La commission note que les services du Procureur général de la République ont élaboré, en collaboration avec le Secrétaire au tourisme et d’autre parties prenantes, un code de conduite national pour la protection des enfants et des adolescents dans le secteur du tourisme, le but étant de créer et renforcer les liens avec le système judiciaire en matière de traite des personnes et d’échanger des indicateurs et des facteurs de vulnérabilité afin d’identifier les victimes éventuelles de traite. En outre, la commission prend note de la création, en septembre 2011, de l’Office social pour les soins aux victimes du crime (PROVICTIMA), cet office offrant les services suivants aux victimes de traite et d’exploitation sexuelle: assistance médicale, aide psychologique spécialisée, conseils juridiques et services d’action sociale. PROVICTIMA gère également un centre extrêmement sécurisé destiné à protéger et fournir des soins complets aux victimes de traite et d’extrême violence.
La commission prie instamment le gouvernement de continuer à prendre des mesures pour soustraire les enfants à la traite et à l’exploitation sexuelle à des fins commerciales et assurer leur réadaptation et leur intégration sociale.
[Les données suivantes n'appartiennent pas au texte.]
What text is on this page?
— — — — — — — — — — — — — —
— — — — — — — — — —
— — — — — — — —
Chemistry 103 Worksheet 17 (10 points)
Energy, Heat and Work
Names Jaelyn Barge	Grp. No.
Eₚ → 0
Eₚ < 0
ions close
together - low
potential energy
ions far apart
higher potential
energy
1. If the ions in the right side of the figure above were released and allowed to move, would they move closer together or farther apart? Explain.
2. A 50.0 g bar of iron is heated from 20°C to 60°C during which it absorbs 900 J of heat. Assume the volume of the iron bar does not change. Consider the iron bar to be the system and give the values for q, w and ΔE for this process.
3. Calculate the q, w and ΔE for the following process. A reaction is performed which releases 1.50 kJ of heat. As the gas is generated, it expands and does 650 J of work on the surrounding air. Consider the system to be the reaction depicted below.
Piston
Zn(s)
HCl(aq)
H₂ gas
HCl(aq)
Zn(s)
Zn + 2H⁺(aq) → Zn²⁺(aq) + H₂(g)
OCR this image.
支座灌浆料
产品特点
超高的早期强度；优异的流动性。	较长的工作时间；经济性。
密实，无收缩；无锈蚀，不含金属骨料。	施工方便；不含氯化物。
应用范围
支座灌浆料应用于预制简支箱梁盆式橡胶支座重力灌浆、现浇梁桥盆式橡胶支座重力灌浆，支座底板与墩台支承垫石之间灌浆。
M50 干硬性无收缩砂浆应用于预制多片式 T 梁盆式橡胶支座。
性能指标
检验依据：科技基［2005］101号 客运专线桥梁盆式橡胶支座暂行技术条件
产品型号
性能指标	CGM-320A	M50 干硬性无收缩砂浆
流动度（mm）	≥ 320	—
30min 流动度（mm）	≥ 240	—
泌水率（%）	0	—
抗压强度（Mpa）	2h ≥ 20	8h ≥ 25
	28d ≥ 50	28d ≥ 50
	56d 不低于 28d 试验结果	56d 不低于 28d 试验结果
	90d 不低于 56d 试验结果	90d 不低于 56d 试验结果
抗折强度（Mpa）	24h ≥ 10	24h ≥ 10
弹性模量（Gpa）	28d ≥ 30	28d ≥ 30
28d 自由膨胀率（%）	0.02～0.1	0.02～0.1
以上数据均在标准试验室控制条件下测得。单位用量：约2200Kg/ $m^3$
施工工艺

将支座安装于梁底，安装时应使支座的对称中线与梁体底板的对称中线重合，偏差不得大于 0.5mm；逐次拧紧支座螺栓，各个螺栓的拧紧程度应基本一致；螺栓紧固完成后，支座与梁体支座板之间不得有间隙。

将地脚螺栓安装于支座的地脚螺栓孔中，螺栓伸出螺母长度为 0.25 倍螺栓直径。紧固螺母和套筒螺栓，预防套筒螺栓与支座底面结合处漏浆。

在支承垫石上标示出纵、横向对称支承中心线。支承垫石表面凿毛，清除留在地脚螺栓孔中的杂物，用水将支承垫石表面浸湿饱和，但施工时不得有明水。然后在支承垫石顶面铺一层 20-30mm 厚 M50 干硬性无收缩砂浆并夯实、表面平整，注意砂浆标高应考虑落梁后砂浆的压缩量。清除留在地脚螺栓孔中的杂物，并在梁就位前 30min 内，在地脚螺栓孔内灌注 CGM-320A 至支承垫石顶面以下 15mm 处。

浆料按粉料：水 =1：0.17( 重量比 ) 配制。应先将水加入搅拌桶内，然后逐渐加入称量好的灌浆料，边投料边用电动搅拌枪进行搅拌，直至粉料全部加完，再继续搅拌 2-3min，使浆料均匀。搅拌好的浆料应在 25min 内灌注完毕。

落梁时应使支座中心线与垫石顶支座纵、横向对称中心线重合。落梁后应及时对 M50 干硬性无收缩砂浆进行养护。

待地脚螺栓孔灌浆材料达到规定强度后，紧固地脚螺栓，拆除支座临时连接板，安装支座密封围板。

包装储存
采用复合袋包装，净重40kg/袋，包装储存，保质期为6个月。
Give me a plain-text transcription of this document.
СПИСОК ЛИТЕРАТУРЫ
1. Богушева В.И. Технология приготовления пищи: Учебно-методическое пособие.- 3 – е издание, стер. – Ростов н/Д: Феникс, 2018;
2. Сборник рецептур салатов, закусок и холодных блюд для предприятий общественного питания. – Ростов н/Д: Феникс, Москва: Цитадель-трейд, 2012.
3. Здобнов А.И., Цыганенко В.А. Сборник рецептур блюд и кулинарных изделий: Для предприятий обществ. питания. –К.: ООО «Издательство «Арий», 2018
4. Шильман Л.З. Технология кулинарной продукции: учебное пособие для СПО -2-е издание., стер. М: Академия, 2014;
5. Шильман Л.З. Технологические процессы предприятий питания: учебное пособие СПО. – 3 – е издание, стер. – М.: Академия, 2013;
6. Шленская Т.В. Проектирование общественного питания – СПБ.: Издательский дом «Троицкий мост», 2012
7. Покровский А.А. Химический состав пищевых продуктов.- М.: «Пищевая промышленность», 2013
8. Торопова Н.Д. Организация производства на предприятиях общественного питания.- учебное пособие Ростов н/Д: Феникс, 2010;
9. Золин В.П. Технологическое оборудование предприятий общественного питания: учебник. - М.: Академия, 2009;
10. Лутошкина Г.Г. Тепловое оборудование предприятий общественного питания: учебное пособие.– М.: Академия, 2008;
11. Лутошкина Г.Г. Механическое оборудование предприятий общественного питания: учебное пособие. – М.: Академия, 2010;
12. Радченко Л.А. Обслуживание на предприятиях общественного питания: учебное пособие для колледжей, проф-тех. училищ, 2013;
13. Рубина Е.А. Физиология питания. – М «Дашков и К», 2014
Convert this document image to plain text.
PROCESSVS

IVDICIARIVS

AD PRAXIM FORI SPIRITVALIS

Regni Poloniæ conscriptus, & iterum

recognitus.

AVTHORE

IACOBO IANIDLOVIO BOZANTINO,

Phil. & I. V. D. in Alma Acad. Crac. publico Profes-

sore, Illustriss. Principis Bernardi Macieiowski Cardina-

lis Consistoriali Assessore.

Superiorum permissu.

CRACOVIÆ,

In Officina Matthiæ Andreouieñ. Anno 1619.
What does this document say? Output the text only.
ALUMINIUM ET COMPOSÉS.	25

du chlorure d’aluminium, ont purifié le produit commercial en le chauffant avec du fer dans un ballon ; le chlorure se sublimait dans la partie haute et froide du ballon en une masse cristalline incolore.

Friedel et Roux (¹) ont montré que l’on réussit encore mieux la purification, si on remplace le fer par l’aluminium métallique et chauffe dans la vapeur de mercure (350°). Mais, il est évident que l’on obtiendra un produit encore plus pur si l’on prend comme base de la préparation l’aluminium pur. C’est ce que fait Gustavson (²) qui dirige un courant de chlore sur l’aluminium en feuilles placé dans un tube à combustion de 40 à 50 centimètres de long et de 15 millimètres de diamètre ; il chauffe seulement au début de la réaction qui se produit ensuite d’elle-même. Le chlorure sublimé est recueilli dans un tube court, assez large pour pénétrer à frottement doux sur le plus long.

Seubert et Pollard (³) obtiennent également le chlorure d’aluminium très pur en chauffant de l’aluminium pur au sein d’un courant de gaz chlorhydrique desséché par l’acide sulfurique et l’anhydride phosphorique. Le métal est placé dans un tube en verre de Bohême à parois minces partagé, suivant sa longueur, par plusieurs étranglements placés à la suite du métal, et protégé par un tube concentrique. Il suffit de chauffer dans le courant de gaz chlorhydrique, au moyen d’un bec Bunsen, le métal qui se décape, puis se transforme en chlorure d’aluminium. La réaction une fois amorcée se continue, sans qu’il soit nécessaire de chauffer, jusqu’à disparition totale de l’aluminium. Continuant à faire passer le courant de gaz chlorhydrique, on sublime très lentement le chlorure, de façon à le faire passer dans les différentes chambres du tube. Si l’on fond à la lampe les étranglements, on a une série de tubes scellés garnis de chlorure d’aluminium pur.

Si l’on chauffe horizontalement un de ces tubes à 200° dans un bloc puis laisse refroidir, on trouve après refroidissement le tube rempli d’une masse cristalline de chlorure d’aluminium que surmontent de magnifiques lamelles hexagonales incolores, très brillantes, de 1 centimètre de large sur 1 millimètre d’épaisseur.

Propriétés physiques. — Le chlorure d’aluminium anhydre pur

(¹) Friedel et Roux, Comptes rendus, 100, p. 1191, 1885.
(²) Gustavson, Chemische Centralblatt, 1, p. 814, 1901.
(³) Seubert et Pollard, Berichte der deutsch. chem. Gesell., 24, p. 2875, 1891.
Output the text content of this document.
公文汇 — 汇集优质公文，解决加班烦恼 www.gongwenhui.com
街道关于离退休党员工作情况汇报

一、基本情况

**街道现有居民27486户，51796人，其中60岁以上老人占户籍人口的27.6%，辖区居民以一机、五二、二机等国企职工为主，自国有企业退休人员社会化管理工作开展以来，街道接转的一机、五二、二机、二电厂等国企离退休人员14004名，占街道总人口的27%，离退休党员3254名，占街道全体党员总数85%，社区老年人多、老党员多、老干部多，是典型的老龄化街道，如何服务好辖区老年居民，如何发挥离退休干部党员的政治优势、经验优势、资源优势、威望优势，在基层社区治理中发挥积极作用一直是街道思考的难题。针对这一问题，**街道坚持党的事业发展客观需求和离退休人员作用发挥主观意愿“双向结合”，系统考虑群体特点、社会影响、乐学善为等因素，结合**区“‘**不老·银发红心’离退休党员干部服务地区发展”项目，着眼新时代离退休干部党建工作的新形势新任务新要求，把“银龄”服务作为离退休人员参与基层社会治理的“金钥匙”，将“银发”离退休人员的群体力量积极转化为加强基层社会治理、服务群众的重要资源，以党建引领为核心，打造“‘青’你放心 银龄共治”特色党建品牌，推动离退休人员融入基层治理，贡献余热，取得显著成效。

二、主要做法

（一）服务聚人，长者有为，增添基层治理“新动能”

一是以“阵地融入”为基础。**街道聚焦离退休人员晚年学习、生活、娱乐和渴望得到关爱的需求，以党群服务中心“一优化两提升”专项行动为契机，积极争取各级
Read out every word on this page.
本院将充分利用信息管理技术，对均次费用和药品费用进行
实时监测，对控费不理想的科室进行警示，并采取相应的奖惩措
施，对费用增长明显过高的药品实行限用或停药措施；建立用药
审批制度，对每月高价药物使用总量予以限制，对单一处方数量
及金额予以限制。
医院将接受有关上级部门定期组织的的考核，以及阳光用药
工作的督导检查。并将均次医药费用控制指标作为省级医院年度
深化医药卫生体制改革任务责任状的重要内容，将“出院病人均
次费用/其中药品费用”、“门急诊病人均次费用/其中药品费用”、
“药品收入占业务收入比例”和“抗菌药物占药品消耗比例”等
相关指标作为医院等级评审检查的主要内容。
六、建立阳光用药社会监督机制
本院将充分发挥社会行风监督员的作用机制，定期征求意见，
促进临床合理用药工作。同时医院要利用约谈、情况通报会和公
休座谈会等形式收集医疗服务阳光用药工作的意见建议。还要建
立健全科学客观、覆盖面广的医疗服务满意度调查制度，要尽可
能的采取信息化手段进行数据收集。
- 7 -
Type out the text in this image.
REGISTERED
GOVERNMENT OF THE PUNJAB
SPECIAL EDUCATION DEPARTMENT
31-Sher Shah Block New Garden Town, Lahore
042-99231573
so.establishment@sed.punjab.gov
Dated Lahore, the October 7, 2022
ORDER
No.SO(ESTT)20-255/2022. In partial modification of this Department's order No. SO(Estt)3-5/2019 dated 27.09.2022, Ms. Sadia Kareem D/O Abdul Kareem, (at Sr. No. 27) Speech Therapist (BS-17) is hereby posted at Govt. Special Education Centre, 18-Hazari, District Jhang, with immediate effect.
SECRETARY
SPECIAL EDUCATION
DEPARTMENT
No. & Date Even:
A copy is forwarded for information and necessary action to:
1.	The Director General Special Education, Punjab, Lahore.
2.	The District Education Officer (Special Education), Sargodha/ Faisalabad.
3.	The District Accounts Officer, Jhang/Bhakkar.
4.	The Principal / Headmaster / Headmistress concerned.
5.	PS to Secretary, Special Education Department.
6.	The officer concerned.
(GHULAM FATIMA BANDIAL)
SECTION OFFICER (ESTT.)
Elle prie à nouveau le gouvernement de fournir des informations sur les mesures prises à cet égard, notamment dans le cadre du Plan d’action national visant à prévenir, combattre et éradiquer l’exploitation sexuelle des enfants, ainsi que sur les résultats obtenus s’agissant du nombre d’enfants qui auront été soustraits à ces pires formes de travail des enfants puis réadaptés et intégrés socialement.
Article 8. Coopération internationale. Dans ses précédents commentaires, la commission avait noté que, à la suite de la signature de mémorandums d’accord avec plusieurs pays d’Amérique centrale, un nombre élevé de fonctionnaires chargés de la protection de l’enfance ont reçu une formation en vue de la création d’un modèle régional de protection, et qu’une étude binationale sur la traite entre El Salvador et le Mexique était en cours. La commission prend note de l’indication fournie par le gouvernement suivant laquelle, dans le cadre de mémorandums d’accord signés avec El Salvador, le Guatemala, le Honduras et le Nicaragua, des activités spécialisées de renforcement des capacités ont été organisées afin d’assurer le rapatriement en toute sécurité d’enfants non accompagnés et d’adolescents victimes de traite. Le gouvernement indique également que l’étude binationale sur la traite entre El Salvador et le Mexique n’est pas encore disponible. La commission prie le gouvernement de continuer à fournir des informations sur les mesures prises et les résultats obtenus dans le cadre des mémorandums d’accord signés avec les gouvernements du Guatemala, du Honduras, d’El Salvador et du Nicaragua. Elle prie également le gouvernement de communiquer un exemplaire de l’étude binationale sur la traite entre El Salvador et le Mexique lorsque celle-ci sera disponible.
La commission soulève d’autres points dans une demande qu’elle adresse directement au gouvernement.